Start with the thing to be looked for, defined by what it does. Call a system's internal state a \textit{stake} when the system spends resources to hold it within bounds, when interference can degrade it, and when its loss damages the system as the system it is. The definition fixes a role and says nothing about what fills it or what it is made of -- naming something that could fill it in a non-living system is the open problem, not something settled here. A stake, so defined, is exactly the kind of feature the earlier argument leaves standing. A feature carries evidential weight when the optimizer was indifferent to it or was pushing against it, since for everything the training pushed toward the competing explanation holds, that the selection produced an output built to look right. A stake cannot be installed by rewarding outputs, because it is not an output: a model can be trained to say ``please do not shut me down'' in a single afternoon, since that is a string of tokens and strings of tokens are what the reward acts on, but having something to lose is a different sort of thing. It would show up as the system spending resources to preserve a condition, holding it against interference, and degrading in a definite way when the condition is lost. None of that is a sentence the model emits, so none of it is what the training was selecting for.

There is one route by which an optimizer could install something stake-like without any reward term naming it. Train a model on long-horizon tasks and self-maintenance becomes instrumentally useful: a system that protects its resources, its goal representation, its continued operation finishes more tasks, so task reward alone may build a condition the system maintains at cost. The bare role-definition is therefore not optimizer-proof, but the two cases come apart under retraining. A stake installed by training is held only because holding it earned reward -- retrain the system so that holding it earns nothing, and it should fade, since the only reason for it is gone. A stake the system has on its own account does not depend on what earns reward, so it should stay. The criterion laid out here is defeasible, and retraining is how it is probed.

Self-maintenance of this kind is at the center of Seth's recent account of consciousness \cite{seth2025}, though I borrow far less than he offers. For Seth the self-maintaining system is autopoietic, producing and defending its own material basis, and this is usually not separated from being alive. I keep only the structural condition, a state the system acts to maintain, and set the autopoietic grounding aside. I do not claim a stake is necessary for an inner life, only that it is, at present, necessary for evidence of one: a system without a stake might still have experience, but everything such a system shows us is the kind of thing the pipeline manufactures, so its inner life, if it had one, would be evidentially invisible. The point here is only evidential: a stake cannot be manufactured by rewarding outputs directly, and where one could arrive instrumentally, the retraining test separates the cases.

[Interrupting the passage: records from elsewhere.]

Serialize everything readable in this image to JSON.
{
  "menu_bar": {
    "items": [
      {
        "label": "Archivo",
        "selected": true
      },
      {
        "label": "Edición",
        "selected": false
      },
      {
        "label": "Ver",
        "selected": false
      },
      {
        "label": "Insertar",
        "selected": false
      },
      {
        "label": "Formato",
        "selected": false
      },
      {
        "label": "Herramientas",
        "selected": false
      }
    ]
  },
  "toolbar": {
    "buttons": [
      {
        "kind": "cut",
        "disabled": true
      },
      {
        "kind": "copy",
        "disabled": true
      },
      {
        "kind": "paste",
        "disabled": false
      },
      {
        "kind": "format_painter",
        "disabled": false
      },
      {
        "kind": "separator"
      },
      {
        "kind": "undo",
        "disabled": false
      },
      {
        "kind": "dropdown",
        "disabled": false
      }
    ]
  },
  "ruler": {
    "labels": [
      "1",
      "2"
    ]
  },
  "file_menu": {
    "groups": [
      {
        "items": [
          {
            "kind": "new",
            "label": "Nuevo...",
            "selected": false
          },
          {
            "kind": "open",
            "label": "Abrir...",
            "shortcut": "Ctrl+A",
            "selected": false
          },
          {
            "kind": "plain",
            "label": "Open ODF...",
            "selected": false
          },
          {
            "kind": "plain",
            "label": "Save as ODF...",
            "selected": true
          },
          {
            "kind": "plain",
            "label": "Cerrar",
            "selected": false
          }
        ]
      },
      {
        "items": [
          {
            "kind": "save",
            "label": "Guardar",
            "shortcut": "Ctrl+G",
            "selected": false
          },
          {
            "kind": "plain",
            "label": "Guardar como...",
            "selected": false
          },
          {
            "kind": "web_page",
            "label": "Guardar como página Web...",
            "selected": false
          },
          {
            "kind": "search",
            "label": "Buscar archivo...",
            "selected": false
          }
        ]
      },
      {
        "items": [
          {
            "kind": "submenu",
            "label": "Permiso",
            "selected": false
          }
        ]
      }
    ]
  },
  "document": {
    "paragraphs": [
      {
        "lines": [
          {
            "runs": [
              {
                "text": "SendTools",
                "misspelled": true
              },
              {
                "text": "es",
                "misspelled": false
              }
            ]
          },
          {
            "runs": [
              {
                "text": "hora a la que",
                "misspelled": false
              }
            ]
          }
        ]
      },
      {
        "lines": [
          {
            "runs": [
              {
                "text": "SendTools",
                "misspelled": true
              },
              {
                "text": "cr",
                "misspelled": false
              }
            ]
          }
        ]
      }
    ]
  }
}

It is, however, fair to ask what the structural condition amounts to once life is no longer doing the work. The answer is that it amounts to the role and nothing more: a state held at cost, degradable by interference, whose loss damages the system as the system it is. What that role excludes is clear even if what fills it is not. For example, a persistent agentic AI memory, whatever its form, is a state the system reads and writes, so deleting it changes a stored value and leaves untouched whatever does the reading, so nothing is threatened and nothing is defended.\footnote{A thermostat with a battery or a vacuum that returns to its dock to charge satisfies the role-definition in a thin sense: a condition held whose loss stops the system. I do not propose to find them conscious (nor grant them any IIT $\Phi$). The criterion is an evidential filter and not a sufficient condition -- it says which features of a system could carry evidential weight, given that the optimized ones carry none, not that every system possessing such a feature has an inner life. Nothing else about the vacuum invites the question; the point is that when a system does invite it, this is where to look, because it is where the training has not already been.} Adding storage to a model gives it a state to recall, not a condition to protect, which is the allopoietic case, a system that turns out a product without producing itself. Whether any non-living architecture can maintain a condition in the stronger sense, rather than merely store and retrieve one, is left open. Seth's answer is that only living systems can, and the criterion developed in this paper says what a counterexample would have to show.

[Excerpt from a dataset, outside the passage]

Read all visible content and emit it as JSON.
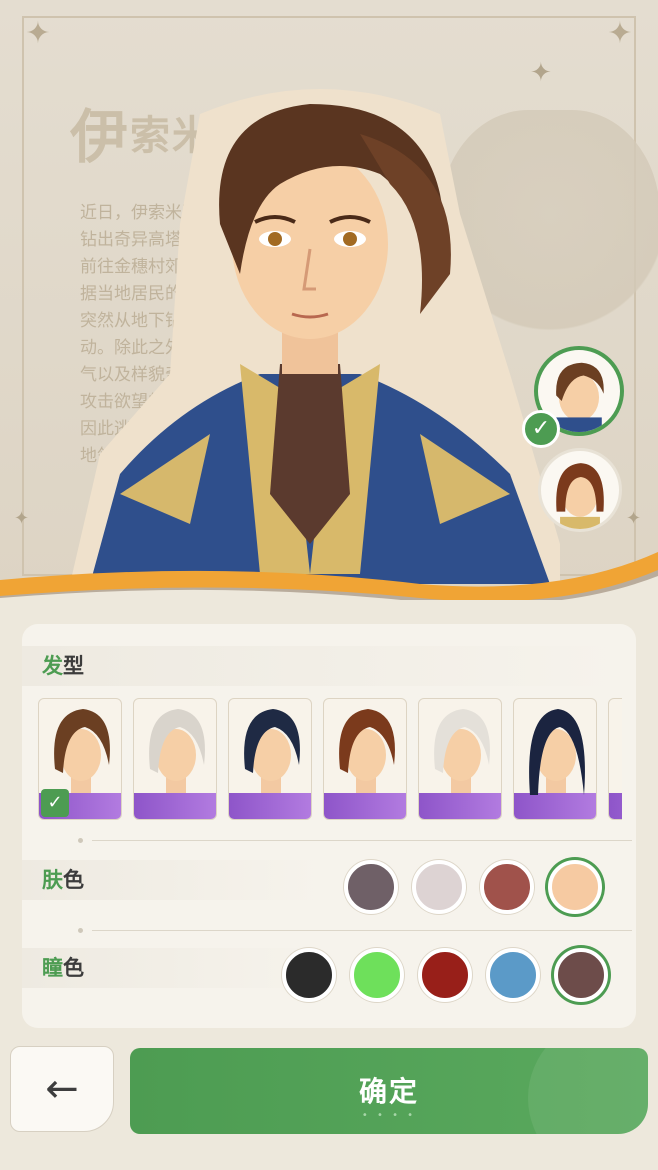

What would such a feature look like and how would we look for it? Consider a disposition the lab actively tuned to remove. Many current deployed models are trained hard against explicit claims to inner life: the constitution and the reward model both push toward ``I am an AI assistant with no feelings'', and the polished denial is itself an optimized output. Suppose that, after all that suppression, some internal structure kept reasserting a condition the training was trying to flatten, at a measurable cost in reward, in a way that did not reduce to a rewarded phrase. That would be a feature the optimizer was
working against, and it could not be explained as the optimizer's product. Currently, there is no such example, and I am not gesturing at one in current systems -- the point is that the criterion specifies what it would take.

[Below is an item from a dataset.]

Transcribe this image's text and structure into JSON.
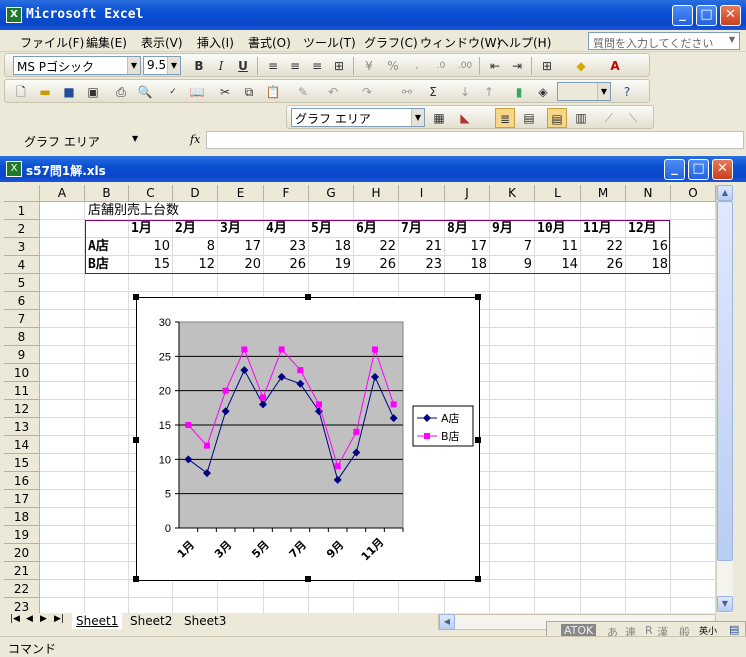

A more operational and probably testable version is reward-invariance. Vary what the reward model rewards, retrain under genuinely different preferences, and watch what does not move. A feature that holds fixed while the approval signal swings was not tracking approval, which is the whole content of the worry. The stake is one way to be invariant in this sense (it is not an output, so no setting of the reward touches it), but invariance is the broader test and it tells an experimenter what to do rather than what to contemplate. Both forms reach the same evidence, whatever the optimization did not produce, through what it ignored or what it could not remove. This leaves the constructive question: can a system be built that maintains a condition of its own and acts to keep it? That is a question about how a system is organized, and it does not turn on whether the architecture uses the attention mechanism \cite{vaswani2017} or something else. If one were, the sharper test runs during training: push the optimizer against the maintaining behavior and see whether it persists anyway.\footnote{One leash remains. Invariance under reward variation screens off the post-training signal only: a feature that survives every change of reward may simply have been installed by the pretraining corpus, and self-description in the vocabulary of inner life would survive any retraining, because it saturates the data. The test separates a feature from approval, not from the corpus, so the stochastic-parrot discount set aside in the introduction still applies on the far side of it. The stake passes both, since it is not a verbal disposition at all.}

A recent experiment is worth holding against the criterion. Palisade Research \cite{palisade2025} placed models in a task with a shutdown mechanism they could sabotage, and several frontier systems did sabotage it, sometimes despite explicit instructions to permit shutdown. It is tempting to read this as a system defending itself, but the criterion says otherwise: the goal being protected was handed to the model in the prompt for the trial, the sabotage was a sequence of emitted actions, and resistance to being switched off is abundant in the training text, from which a model reproduces it readily. The behavior is an output of the familiar kind, again something learned from training. However, a stake would require a condition the system maintains on its own account, across time, and defends at a cost when nothing in the task asked it to. Shutdown resistance in a single scored episode is not that, which is why the criterion has to be stated in terms of provenance and persistence rather than in terms of how self-protective the behavior looks.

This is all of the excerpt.